Qadassiya was the great Arab battle against Persia, fought under the Third Caliphate, which the Iraqi hero General Saad bin Abi Wakaas won after urging his warriors to blind the new Iranian terror weapon - elephants - by throwing spears at their eyes. Caliph Omar bin al-Khattab had sent his general to destroy the Persians and it took him six days and five nights. Saddam, who of course thought he was Abi Wakaas, took eight years to achieve a ceasefire.

So what are the dead worth? I took a taxi from the monument yesterday, under a grey Baghdad sky, to the old British war graves at Baghdad's North Wall and asked the Iraqi cemetery keeper - wages $50 (£27) a month - to show me the last resting place of Lieutenant General Sir Stanley Maude, the British commander of the 1917 invasion of what we used to call Mesopotamia. A small man with spectacular energy, Ahmed Hadi Saleh hopped, skipped and jumped across the overgrown graveyard to point to the mud-brown mausoleum of the general. I had read so much about him. An original copy of his "proclamation" to the people of Baghdad - "we come here not as conquerors but as liberators" - hangs on my library wall. And there I found him.

"MAUDE" it said simply, in huge capital letters on his hot stone sarcophagus, still shaded by an Indian-style cupola. On the wall was a plaque. "Lt Gen Sir Stanley Maude KCB CMG DSO. Coldstream Guards. Born 24th June, 1864. Died of cholera in Baghdad 18th November, 1917 whilst commanding Mesopotamian Expeditionary Force. 'I am the Resurrection and the Life.' He fought a good fight. He kept the faith."

Someone had lit a fire in the corner of the mausoleum to cook food. Outside, some of the gravestones - of British soldiers of the 1914-1918 war - were smashed, alongside dozens of British troops killed in the great insurgency of 1920.

I used to say that the Americans should visit this cemetery and learn its lessons. But they did. "They came twice and broke the locks on the gates," Mr Saleh said. "They took my rifle which I need to guard against thieves. They were looking for something." For weapons of course. What better place to hide guns than a cemetery? So now Mr Saleh has bought new locks and asks me kindly to leave. "There are too many Ali Babas here - too many looters," he says to me. "People will have seen you come. You should go now."
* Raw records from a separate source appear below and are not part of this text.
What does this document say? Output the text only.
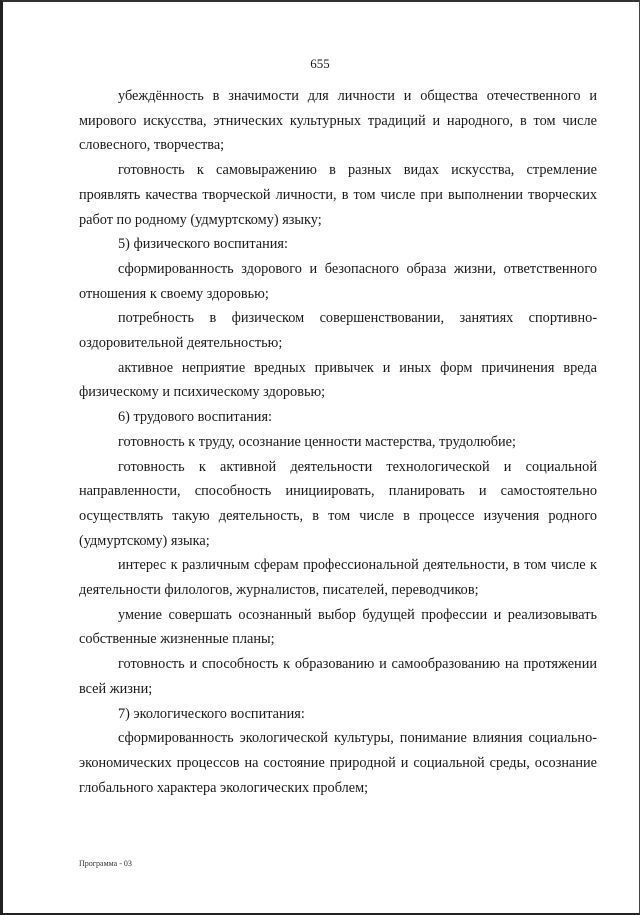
655

убеждённость в значимости для личности и общества отечественного и мирового искусства, этнических культурных традиций и народного, в том числе словесного, творчества;

готовность к самовыражению в разных видах искусства, стремление проявлять качества творческой личности, в том числе при выполнении творческих работ по родному (удмуртскому) языку;

5) физического воспитания:

сформированность здорового и безопасного образа жизни, ответственного отношения к своему здоровью;

потребность в физическом совершенствовании, занятиях спортивно-оздоровительной деятельностью;

активное неприятие вредных привычек и иных форм причинения вреда физическому и психическому здоровью;

6) трудового воспитания:

готовность к труду, осознание ценности мастерства, трудолюбие;

готовность к активной деятельности технологической и социальной направленности, способность инициировать, планировать и самостоятельно осуществлять такую деятельность, в том числе в процессе изучения родного (удмуртскому) языка;

интерес к различным сферам профессиональной деятельности, в том числе к деятельности филологов, журналистов, писателей, переводчиков;

умение совершать осознанный выбор будущей профессии и реализовывать собственные жизненные планы;

готовность и способность к образованию и самообразованию на протяжении всей жизни;

7) экологического воспитания:

сформированность экологической культуры, понимание влияния социально-экономических процессов на состояние природной и социальной среды, осознание глобального характера экологических проблем;

Программа - 03
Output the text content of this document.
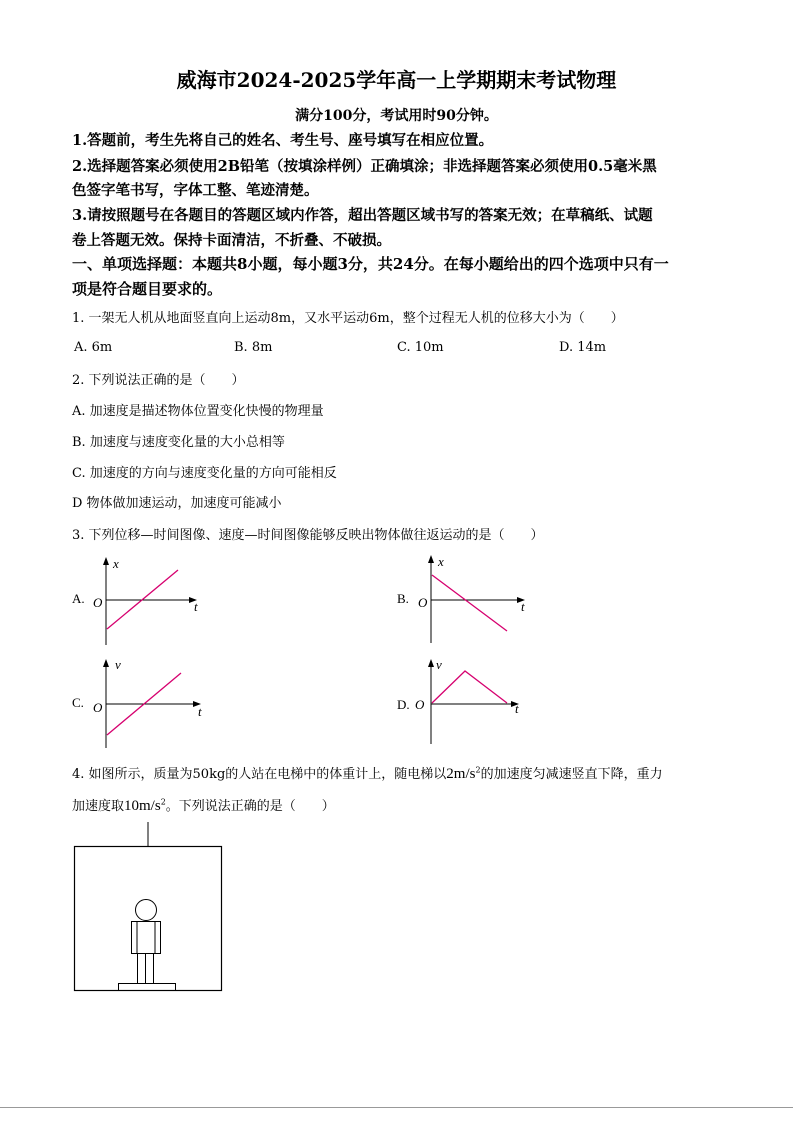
威海市2024-2025学年高一上学期期末考试物理
满分100分，考试用时90分钟。
1.答题前，考生先将自己的姓名、考生号、座号填写在相应位置。
2.选择题答案必须使用2B铅笔（按填涂样例）正确填涂；非选择题答案必须使用0.5毫米黑
色签字笔书写，字体工整、笔迹清楚。
3.请按照题号在各题目的答题区域内作答，超出答题区域书写的答案无效；在草稿纸、试题
卷上答题无效。保持卡面清洁，不折叠、不破损。
一、单项选择题：本题共8小题，每小题3分，共24分。在每小题给出的四个选项中只有一
项是符合题目要求的。
1. 一架无人机从地面竖直向上运动8m，又水平运动6m，整个过程无人机的位移大小为（　　）
A. 6m	B. 8m	C. 10m	D. 14m
2. 下列说法正确的是（　　）
A. 加速度是描述物体位置变化快慢的物理量
B. 加速度与速度变化量的大小总相等
C. 加速度的方向与速度变化量的方向可能相反
D 物体做加速运动，加速度可能减小
3. 下列位移—时间图像、速度—时间图像能够反映出物体做往返运动的是（　　）
A.
x
t
O	B.
x
t
O
C.
v
t
O	D.
v
t
O
4. 如图所示，质量为50kg的人站在电梯中的体重计上，随电梯以$2m/s^2$的加速度匀减速竖直下降，重力
加速度取$10m/s^2$。下列说法正确的是（　　）
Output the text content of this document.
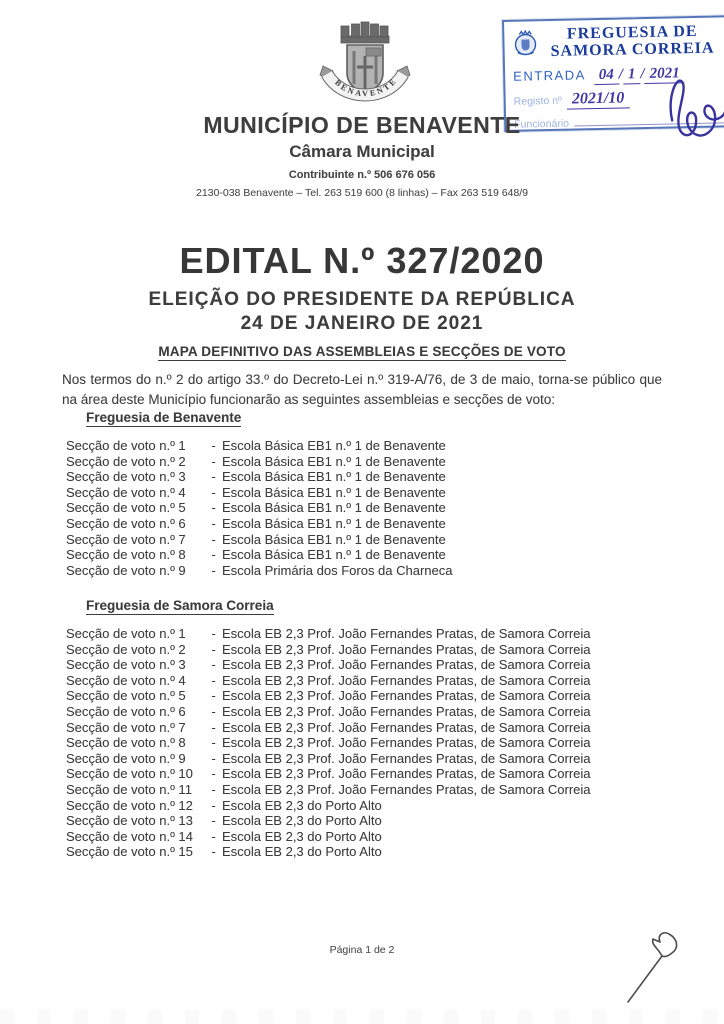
BENAVENTE
FREGUESIA DE
SAMORA CORREIA
ENTRADA 04 / 1 / 2021
Registo nº 2021/10
Funcionário
MUNICÍPIO DE BENAVENTE
Câmara Municipal
Contribuinte n.º 506 676 056
2130-038 Benavente – Tel. 263 519 600 (8 linhas) – Fax 263 519 648/9
EDITAL N.º 327/2020
ELEIÇÃO DO PRESIDENTE DA REPÚBLICA
24 DE JANEIRO DE 2021
MAPA DEFINITIVO DAS ASSEMBLEIAS E SECÇÕES DE VOTO

Nos termos do n.º 2 do artigo 33.º do Decreto-Lei n.º 319-A/76, de 3 de maio, torna-se público que na área deste Município funcionarão as seguintes assembleias e secções de voto:

Freguesia de Benavente
Secção de voto n.º 1	- Escola Básica EB1 n.º 1 de Benavente
Secção de voto n.º 2	- Escola Básica EB1 n.º 1 de Benavente
Secção de voto n.º 3	- Escola Básica EB1 n.º 1 de Benavente
Secção de voto n.º 4	- Escola Básica EB1 n.º 1 de Benavente
Secção de voto n.º 5	- Escola Básica EB1 n.º 1 de Benavente
Secção de voto n.º 6	- Escola Básica EB1 n.º 1 de Benavente
Secção de voto n.º 7	- Escola Básica EB1 n.º 1 de Benavente
Secção de voto n.º 8	- Escola Básica EB1 n.º 1 de Benavente
Secção de voto n.º 9	- Escola Primária dos Foros da Charneca
Freguesia de Samora Correia
Secção de voto n.º 1	- Escola EB 2,3 Prof. João Fernandes Pratas, de Samora Correia
Secção de voto n.º 2	- Escola EB 2,3 Prof. João Fernandes Pratas, de Samora Correia
Secção de voto n.º 3	- Escola EB 2,3 Prof. João Fernandes Pratas, de Samora Correia
Secção de voto n.º 4	- Escola EB 2,3 Prof. João Fernandes Pratas, de Samora Correia
Secção de voto n.º 5	- Escola EB 2,3 Prof. João Fernandes Pratas, de Samora Correia
Secção de voto n.º 6	- Escola EB 2,3 Prof. João Fernandes Pratas, de Samora Correia
Secção de voto n.º 7	- Escola EB 2,3 Prof. João Fernandes Pratas, de Samora Correia
Secção de voto n.º 8	- Escola EB 2,3 Prof. João Fernandes Pratas, de Samora Correia
Secção de voto n.º 9	- Escola EB 2,3 Prof. João Fernandes Pratas, de Samora Correia
Secção de voto n.º 10	- Escola EB 2,3 Prof. João Fernandes Pratas, de Samora Correia
Secção de voto n.º 11	- Escola EB 2,3 Prof. João Fernandes Pratas, de Samora Correia
Secção de voto n.º 12	- Escola EB 2,3 do Porto Alto
Secção de voto n.º 13	- Escola EB 2,3 do Porto Alto
Secção de voto n.º 14	- Escola EB 2,3 do Porto Alto
Secção de voto n.º 15	- Escola EB 2,3 do Porto Alto
Página 1 de 2
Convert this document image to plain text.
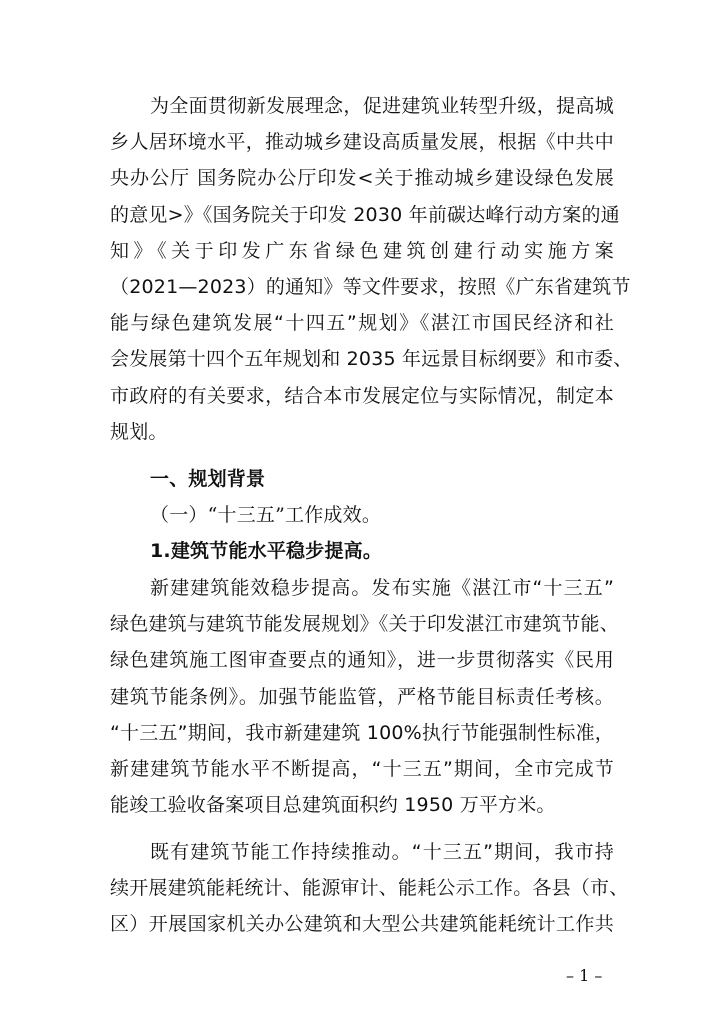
为全面贯彻新发展理念，促进建筑业转型升级，提高城
乡人居环境水平，推动城乡建设高质量发展，根据《中共中
央办公厅 国务院办公厅印发<关于推动城乡建设绿色发展
的意见>》《国务院关于印发 2030 年前碳达峰行动方案的通
知》《关于印发广东省绿色建筑创建行动实施方案
（2021—2023）的通知》等文件要求，按照《广东省建筑节
能与绿色建筑发展“十四五”规划》《湛江市国民经济和社
会发展第十四个五年规划和 2035 年远景目标纲要》和市委、
市政府的有关要求，结合本市发展定位与实际情况，制定本
规划。
一、规划背景
（一）“十三五”工作成效。
1.建筑节能水平稳步提高。
新建建筑能效稳步提高。发布实施《湛江市“十三五”
绿色建筑与建筑节能发展规划》《关于印发湛江市建筑节能、
绿色建筑施工图审查要点的通知》，进一步贯彻落实《民用
建筑节能条例》。加强节能监管，严格节能目标责任考核。
“十三五”期间，我市新建建筑 100%执行节能强制性标准，
新建建筑节能水平不断提高，“十三五”期间，全市完成节
能竣工验收备案项目总建筑面积约 1950 万平方米。
既有建筑节能工作持续推动。“十三五”期间，我市持
续开展建筑能耗统计、能源审计、能耗公示工作。各县（市、
区）开展国家机关办公建筑和大型公共建筑能耗统计工作共
– 1 –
Which tells you all about Baghdad; the foreigner on the run, even in the cemetery of his own country's dead. Goodbye, then, to District Policeman N L Nisbett, aged 29 (died 15th August, 1920), farewell to Captain Buchanan who was 27 and who died the same day, and to 25-year-old Captain Bradfield of the Somerset Light Infantry who was killed two days before Nisbett and Buchanan. Goodbye General Maude. And to the 600,000 Iraqi dead of the "Qadassiya" war. And, of course, to the 900,000 Iranian dead, many still hidden beneath Iraq's sand.

But, please, spare the gravestones. Don't light fires. And leave your military insignia off the walls of memorials.